Los hombres la llamaban para que los ayudara con una u otra tarea, pero ella se negaba con un gesto tan masculino como le era posible y seguía adelante. Finalmente llegó al bosque y lo bordeó hasta encontrar el estrecho sendero que conducía a la oscuridad y el aislamiento. Allí se detuvo por unos minutos para dar descanso a su montura, y recobrar la calma ella misma, antes de adentrarse en el bosque.

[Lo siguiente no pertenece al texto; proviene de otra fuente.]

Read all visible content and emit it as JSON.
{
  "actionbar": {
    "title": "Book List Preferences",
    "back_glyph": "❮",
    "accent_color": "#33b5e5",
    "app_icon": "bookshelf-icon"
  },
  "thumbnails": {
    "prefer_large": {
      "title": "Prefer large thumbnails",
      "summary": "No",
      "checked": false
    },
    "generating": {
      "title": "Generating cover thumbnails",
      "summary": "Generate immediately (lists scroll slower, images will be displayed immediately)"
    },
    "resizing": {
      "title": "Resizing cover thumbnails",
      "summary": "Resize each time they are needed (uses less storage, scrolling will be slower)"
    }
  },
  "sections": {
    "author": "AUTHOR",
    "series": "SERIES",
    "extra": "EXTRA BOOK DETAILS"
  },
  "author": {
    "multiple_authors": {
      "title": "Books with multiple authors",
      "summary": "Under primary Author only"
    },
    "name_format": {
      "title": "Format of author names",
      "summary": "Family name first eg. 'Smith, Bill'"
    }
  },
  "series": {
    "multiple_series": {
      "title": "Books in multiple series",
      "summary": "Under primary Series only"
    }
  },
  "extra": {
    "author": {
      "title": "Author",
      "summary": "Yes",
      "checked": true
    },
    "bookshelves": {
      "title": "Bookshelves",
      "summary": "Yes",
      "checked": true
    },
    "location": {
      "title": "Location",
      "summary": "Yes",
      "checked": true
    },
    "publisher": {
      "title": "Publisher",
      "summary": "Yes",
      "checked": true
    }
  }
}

A sus espaldas, en la explanada, el cuerpo de ingenieros montaba rápidamente los trabuquetes. Estos ofrecían un aspecto tosco y poco manejable: hondas gigantes con un armazón central apuntalado con gruesos maderos y, sobre el armazón, la pala de disparo, que se bajaba mediante cuerdas y, al soltarse, subía velozmente por efecto de un contrapeso y arrojaba su carga por encima de las murallas del castillo. Cada artefacto debía de pesar más de doscientos kilos, pero los hombres los construían deprisa uno tras otro, trabajando con precisa y rápida coordinación. Viéndolos, Kate comprendió cómo era posible, en algunos casos, edificar una iglesia o un castillo en un par de años. Los trabajadores eran tan diestros y estaban tan abstraídos en su labor que apenas necesitaban instrucciones.

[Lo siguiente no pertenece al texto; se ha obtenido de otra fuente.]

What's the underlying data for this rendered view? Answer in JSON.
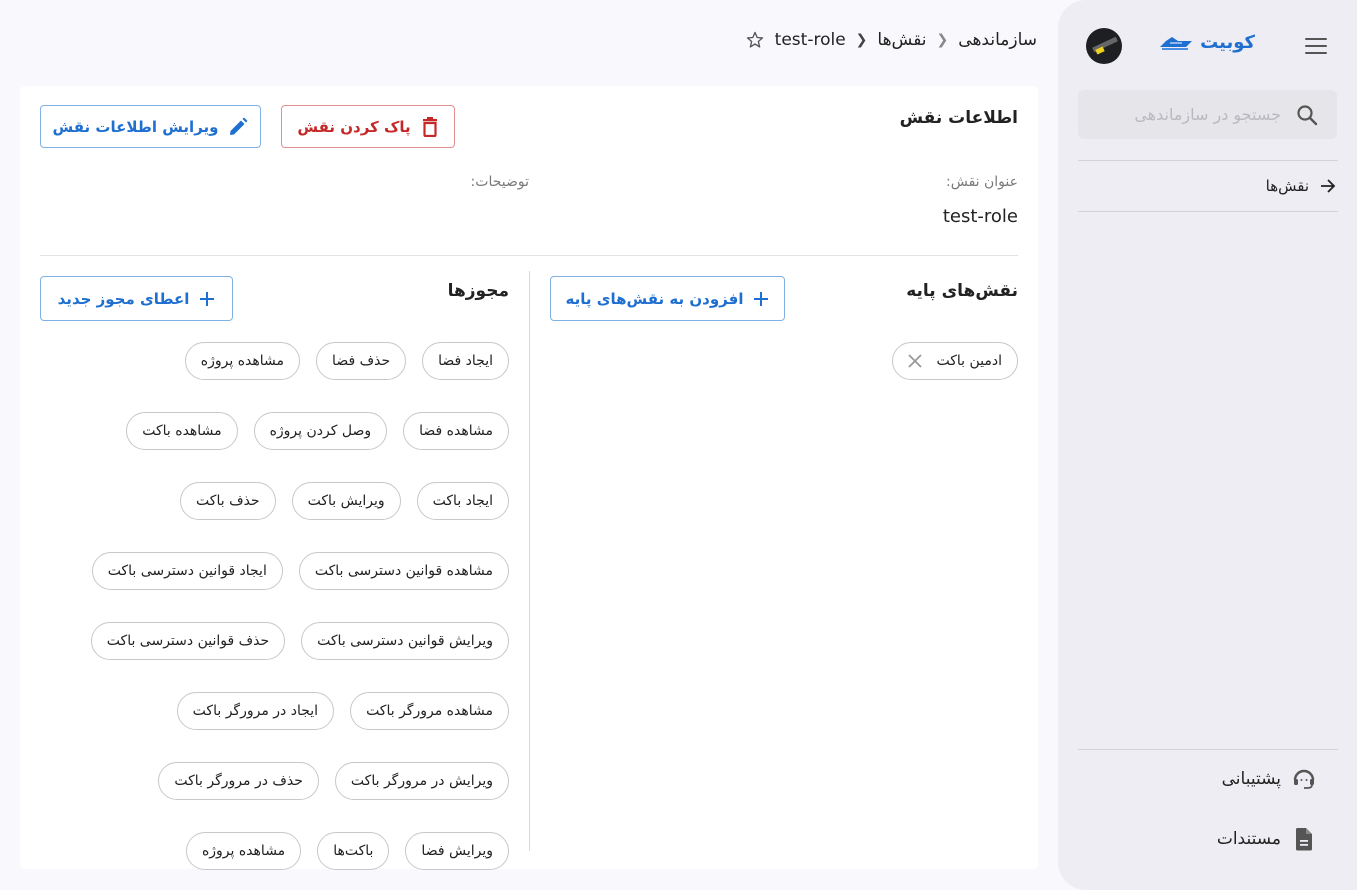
{
  "sidebar": {
    "brand": "کوبیت",
    "search_placeholder": "جستجو در سازماندهی",
    "nav_items": [
      {
        "label": "نقش‌ها",
        "icon": "arrow-right-icon"
      }
    ],
    "bottom_items": [
      {
        "label": "پشتیبانی",
        "icon": "support-headset-icon"
      },
      {
        "label": "مستندات",
        "icon": "document-icon"
      }
    ]
  },
  "breadcrumb": {
    "items": [
      "سازماندهی",
      "نقش‌ها",
      "test-role"
    ],
    "favorite_icon": "star-outline-icon"
  },
  "role_info": {
    "title": "اطلاعات نقش",
    "delete_button": "پاک کردن نقش",
    "edit_button": "ویرایش اطلاعات نقش",
    "name_label": "عنوان نقش:",
    "name_value": "test-role",
    "description_label": "توضیحات:"
  },
  "base_roles": {
    "title": "نقش‌های پایه",
    "add_button": "افزودن به نقش‌های پایه",
    "items": [
      "ادمین باکت"
    ]
  },
  "permissions": {
    "title": "مجوزها",
    "add_button": "اعطای مجوز جدید",
    "rows": [
      [
        "ایجاد فضا",
        "حذف فضا",
        "مشاهده پروژه"
      ],
      [
        "مشاهده فضا",
        "وصل کردن پروژه",
        "مشاهده باکت"
      ],
      [
        "ایجاد باکت",
        "ویرایش باکت",
        "حذف باکت"
      ],
      [
        "مشاهده قوانین دسترسی باکت",
        "ایجاد قوانین دسترسی باکت"
      ],
      [
        "ویرایش قوانین دسترسی باکت",
        "حذف قوانین دسترسی باکت"
      ],
      [
        "مشاهده مرورگر باکت",
        "ایجاد در مرورگر باکت"
      ],
      [
        "ویرایش در مرورگر باکت",
        "حذف در مرورگر باکت"
      ],
      [
        "ویرایش فضا",
        "باکت‌ها",
        "مشاهده پروژه"
      ]
    ]
  },
  "colors": {
    "accent": "#1f6fd0",
    "danger": "#c62828",
    "sidebar_bg": "#ededf3",
    "page_bg": "#f9f9fd"
  }
}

Kate volvió el caballo y se adentró en el espeso bosque al norte del castillo.

En el estrecho sendero, la oscuridad se hacía mayor a medida que Kate avanzaba. Le resultaba escalofriante estar allí sola. Oía los ululatos de los búhos y los lejanos reclamos de extrañas aves. Pasó junto a un árbol en cuyas ramas se posaba una docena de cuervos. Los contó, preguntándose si sería un augurio, y si lo era, qué debía presagiar.

Cabalgando despacio a través del bosque, Kate tenía la sensación de retroceder en el tiempo, de adoptar formas de pensamiento más primitivas. Los árboles se cernían sobre ella; la tierra era tan oscura como la noche. Tenía una sensación de confinamiento, de opresión.

Al cabo de veinte minutos, llegó a un claro de hierba alta bañado por el sol y experimentó un notable alivio. Vio un hueco entre los árboles, por donde seguía el sendero. Cuando atravesaba el claro, vio un castillo a su izquierda. No recordaba que en los planos topográficos constara la presencia de ninguna construcción de esas características, pero allí estaba. Era un castillo pequeño —prácticamente una casa solariega—, de paredes enjalbegadas que lo hacían brillar bajo el sol. Tenía cuatro torretas y un tejado de pizarra azul. A simple vista, parecía un lugar alegre, pero, observando con mayor detenimiento, observó que había barrotes en las ventanas, el techo se había hundido parcialmente, dejando un agujero irregular en la superficie de pizarra, y las dependencias anexas se hallaban en un estado ruinoso. El claro había sido en otro tiempo un campo de césped que se extendía ante la entrada del castillo. La asaltó una honda sensación de estancamiento y decadencia.